De manière synthétique, on pourrait avancer que la recherche aboutit aux conclusions suivantes :
- Tout logiciel dont le code est accessible aux utilisateurs, que ce soit pour le lire, le modifier, l’utiliser et le redistribuer librement, peut être appelé "logiciel libre". Il y a toutefois des différences entre Open Source Software et logiciel libre, essentiellement au regard des droits et devoirs des utilisateurs et des règles de propriété intellectuelle.
- Le phénomène du logiciel libre n’est pas nouveau : au début, les programmeurs, pas le code, constituait le cœur du secteur ; ensuite, les droits d’usage ont été utilisés pour générer des profits économiques ; toutefois, certains programmeurs en ont appelé à un retour au partage du logiciel ; ensuite... arriva Linux.
- La production du logiciel libre intervient sur base d’une forme d’auto-organisation décentralisée et auto-régulée, qui confère au logiciel libre des traits uniques, alors même qu’une nouvelle approche en matière de travail collaboratif a amélioré la solidité du projet à plus long terme, et a accru les probabilités d’impact sur d’importants leviers économiques.
- Le cycle de Linux a été jusqu’à présent guidé, entre autres, par la perception des pour et des contre. Récemment, les bénéfices perçus du logiciel libre semblent avoir pris une ampleur suffisante pour le rendre attractif aux entreprises. En effet, une comparaison sur large échelle montre les avantages réels du logiciel libre. Il n’est donc pas surprenant que les résultats de cette comparaison apportent les preuves que le logiciel libre constitue une solution viable, tant technologiquement que financièrement.
- Comparé aux logiciels fermés, le logiciel libre garantit d’importantes économies d’investissement, et le retour sur investissement total s’avère hautement attractif. En outre, les utilisateurs de logiciel libre recouvrent leur pouvoir sur leur propre infrastructure technologique d’entreprise, dans la mesure où ils ne dépendent plus des stratégies de fournisseurs externes.

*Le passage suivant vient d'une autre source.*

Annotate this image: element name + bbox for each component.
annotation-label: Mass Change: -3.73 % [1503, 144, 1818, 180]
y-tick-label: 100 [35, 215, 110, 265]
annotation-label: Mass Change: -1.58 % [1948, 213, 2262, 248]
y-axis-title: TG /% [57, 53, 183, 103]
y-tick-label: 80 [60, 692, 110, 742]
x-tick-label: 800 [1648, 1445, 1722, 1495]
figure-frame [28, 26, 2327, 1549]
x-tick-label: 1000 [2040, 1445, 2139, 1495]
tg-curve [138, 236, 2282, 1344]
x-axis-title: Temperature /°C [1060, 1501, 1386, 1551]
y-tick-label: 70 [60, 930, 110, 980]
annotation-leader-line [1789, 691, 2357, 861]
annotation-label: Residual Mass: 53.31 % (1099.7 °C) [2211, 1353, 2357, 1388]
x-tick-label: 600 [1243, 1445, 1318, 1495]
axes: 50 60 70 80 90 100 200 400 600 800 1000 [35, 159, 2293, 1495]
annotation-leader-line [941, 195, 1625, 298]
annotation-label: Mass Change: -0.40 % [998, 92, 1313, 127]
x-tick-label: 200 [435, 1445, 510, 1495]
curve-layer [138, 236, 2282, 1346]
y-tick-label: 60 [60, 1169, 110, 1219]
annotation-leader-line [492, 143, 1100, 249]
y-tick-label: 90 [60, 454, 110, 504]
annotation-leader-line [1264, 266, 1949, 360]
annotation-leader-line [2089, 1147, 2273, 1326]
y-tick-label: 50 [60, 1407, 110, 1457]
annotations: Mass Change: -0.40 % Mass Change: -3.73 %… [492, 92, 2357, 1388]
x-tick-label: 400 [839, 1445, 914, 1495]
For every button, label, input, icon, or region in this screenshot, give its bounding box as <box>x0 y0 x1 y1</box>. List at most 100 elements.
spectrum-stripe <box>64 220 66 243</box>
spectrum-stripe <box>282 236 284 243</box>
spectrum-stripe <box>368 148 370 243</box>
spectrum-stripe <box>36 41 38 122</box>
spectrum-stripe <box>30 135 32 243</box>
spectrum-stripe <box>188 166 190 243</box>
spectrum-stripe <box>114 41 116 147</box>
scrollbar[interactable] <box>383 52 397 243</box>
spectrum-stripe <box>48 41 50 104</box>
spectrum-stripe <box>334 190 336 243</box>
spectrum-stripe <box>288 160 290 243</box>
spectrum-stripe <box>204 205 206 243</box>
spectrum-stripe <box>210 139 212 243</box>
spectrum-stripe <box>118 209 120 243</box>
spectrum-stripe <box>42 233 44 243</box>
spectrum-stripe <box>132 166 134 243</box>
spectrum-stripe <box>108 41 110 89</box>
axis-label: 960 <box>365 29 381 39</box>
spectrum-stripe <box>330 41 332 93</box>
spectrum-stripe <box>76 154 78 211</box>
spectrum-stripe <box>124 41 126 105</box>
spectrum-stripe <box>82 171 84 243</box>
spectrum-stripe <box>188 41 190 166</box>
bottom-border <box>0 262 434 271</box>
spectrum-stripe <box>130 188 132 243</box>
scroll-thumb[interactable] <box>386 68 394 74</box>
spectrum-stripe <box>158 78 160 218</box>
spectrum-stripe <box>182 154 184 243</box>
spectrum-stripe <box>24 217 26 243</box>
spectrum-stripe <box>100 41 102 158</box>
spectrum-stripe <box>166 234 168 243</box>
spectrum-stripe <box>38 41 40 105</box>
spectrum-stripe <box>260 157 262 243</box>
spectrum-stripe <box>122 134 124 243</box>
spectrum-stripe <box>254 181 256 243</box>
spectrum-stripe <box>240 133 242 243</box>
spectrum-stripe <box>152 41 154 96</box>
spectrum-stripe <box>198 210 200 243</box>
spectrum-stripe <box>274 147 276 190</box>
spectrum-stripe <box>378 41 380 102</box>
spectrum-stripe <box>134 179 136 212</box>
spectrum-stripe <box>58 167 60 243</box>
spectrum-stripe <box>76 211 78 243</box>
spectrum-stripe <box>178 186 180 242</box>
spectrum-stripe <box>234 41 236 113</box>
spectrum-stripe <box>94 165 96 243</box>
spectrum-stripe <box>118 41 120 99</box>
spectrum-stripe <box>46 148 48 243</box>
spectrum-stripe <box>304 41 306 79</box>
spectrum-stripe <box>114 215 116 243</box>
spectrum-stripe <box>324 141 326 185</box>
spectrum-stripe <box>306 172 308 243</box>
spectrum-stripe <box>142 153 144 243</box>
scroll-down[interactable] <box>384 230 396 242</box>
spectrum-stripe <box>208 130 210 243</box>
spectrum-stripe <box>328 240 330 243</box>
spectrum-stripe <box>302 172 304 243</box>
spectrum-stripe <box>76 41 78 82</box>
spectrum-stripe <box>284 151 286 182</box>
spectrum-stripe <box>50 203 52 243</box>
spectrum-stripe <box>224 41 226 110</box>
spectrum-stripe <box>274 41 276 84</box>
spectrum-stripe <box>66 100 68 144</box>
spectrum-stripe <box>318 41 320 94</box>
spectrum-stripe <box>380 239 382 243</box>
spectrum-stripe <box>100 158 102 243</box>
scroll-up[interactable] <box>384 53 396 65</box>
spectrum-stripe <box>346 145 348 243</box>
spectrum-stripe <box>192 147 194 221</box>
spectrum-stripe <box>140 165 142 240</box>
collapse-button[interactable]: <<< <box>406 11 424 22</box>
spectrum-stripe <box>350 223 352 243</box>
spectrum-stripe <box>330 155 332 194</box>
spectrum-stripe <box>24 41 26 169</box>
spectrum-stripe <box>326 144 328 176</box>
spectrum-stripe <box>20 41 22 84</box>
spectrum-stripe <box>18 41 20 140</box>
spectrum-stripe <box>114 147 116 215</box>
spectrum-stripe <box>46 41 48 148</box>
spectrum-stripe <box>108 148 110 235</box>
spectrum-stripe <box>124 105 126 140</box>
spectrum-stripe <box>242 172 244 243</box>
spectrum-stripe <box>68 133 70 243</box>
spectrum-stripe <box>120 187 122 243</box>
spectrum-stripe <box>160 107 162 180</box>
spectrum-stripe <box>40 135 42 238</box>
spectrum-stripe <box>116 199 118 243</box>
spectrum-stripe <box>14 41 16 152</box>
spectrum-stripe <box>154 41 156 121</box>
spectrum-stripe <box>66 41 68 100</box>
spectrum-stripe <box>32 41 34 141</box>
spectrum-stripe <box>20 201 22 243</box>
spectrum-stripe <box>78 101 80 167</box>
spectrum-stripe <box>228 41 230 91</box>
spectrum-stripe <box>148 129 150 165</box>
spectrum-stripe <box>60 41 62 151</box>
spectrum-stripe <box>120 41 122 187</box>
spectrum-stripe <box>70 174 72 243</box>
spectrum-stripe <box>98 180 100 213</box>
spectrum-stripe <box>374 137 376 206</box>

Au niveau macro-économique, le logiciel libre semble avoir contribué considérablement aux gains de productivité de travail enregistrés ces dernières années, à la suite de l’augmentation des investissements technologiques en général.
- Le niveau relativement élevé de satisfaction moyenne des utilisateurs professionnels de logiciel libre a de grandes chances de déclencher un effet viral d’adoption en chaîne, comme le montre aussi l’évolution des parts de marché au cours des dernières années.
- Avec le logiciel libre, la notion de fournisseur externe de logiciel tend à disparaître. Les déplacements dans les sources de revenus des fournisseurs externes entraînent aussi des changements dans la culture de l’industrie du logiciel.
- Les solutions libres existantes répondent déjà à un panel considérable de besoins des entreprises pour la plupart des segments de marché (data center, serveur, office, manipulation d’image, gestion des contenus, bases de données, etc.).
- La migration au logiciel libre suit un processus bien défini : analyse des pour et des contre, analyse économique d’impact, prise de décision, implémentation de la migration elle-même sur base d’un planning clairement établi. Plusieurs exemples réels montrent que la migration au logiciel libre s’est avérée une décision gagnante, tant du point de vue de la stratégie technologique que, surtout, sous l’angle de la stratégie économique.
En somme, la recherche se situe au confluent de trois approches méthodologiques, la IT business strategy, l’analyse financière et l’optimisation des processus, enrichies chacune par un apport considérable de données concrètes, chiffrées, réelles et, surtout, remises à jour.